METRO (Lampost.co) -- Untuk memenuhi kebutuhan darah di Kota Metro, PMI Metro masih kekurangan 900 kantung darah per bulannya. Kota Metro terpaksa mencarinya dari luar untuk memenuhi kebutuhan kekurangan darah.

Ketua Pelaksana Harian PMI Kota Metro Yahya Wilis di kantornya, Senin (30/7/2018) mengatakan, selama ini Metro hanya mampu memenuhi 40% dari sebanyak 1500 kantung per bulannya.



“Jadi untuk kebutuhan darah di Metro masih berharap dari luar Metro.

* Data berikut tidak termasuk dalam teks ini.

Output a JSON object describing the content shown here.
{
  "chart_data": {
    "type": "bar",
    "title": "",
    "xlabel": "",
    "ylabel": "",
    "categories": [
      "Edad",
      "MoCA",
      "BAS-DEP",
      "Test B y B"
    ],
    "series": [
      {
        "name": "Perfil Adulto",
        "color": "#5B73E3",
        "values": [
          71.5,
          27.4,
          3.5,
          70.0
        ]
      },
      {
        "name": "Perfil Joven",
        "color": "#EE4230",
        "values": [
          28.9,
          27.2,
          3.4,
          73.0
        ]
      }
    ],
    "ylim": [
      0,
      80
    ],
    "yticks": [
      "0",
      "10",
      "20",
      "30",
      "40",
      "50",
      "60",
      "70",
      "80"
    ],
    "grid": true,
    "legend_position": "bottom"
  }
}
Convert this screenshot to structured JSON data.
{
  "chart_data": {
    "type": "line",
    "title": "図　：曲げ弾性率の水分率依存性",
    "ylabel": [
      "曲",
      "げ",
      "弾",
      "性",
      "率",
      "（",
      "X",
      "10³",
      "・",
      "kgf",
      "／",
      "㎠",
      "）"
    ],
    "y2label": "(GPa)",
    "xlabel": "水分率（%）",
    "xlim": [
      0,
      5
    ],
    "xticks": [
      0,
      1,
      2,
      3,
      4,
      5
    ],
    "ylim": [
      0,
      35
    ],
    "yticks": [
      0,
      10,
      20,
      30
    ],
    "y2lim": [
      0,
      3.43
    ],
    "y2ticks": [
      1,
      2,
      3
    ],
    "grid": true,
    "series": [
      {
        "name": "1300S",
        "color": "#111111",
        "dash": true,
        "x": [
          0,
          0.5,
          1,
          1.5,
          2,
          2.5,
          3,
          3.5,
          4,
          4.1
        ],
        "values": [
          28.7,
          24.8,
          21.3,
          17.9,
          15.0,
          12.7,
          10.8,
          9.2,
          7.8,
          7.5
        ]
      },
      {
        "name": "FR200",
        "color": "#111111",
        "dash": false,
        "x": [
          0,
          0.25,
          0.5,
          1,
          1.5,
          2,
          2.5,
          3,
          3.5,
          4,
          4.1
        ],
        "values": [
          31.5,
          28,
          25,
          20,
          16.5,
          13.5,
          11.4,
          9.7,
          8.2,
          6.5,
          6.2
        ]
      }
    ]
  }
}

Metro hanya memenuhi 40% nya saja, yakni 600 kantung,” ujarnya.

Sementara kebutuhan memenuhi darah sebanyak 1500 kantung. “Jadi untuk memenuhi kekurangannya terpaksa mencari dari luar Metro, diantaranya dari Lampung Tengah, dan Lampung Timur,” ucapnya.

Menurutnya dalam waktu dekat ini PMI akan menggelar sosialisasi donor darah dan diklat PMR bagi siswa SMA se-Kota Metro.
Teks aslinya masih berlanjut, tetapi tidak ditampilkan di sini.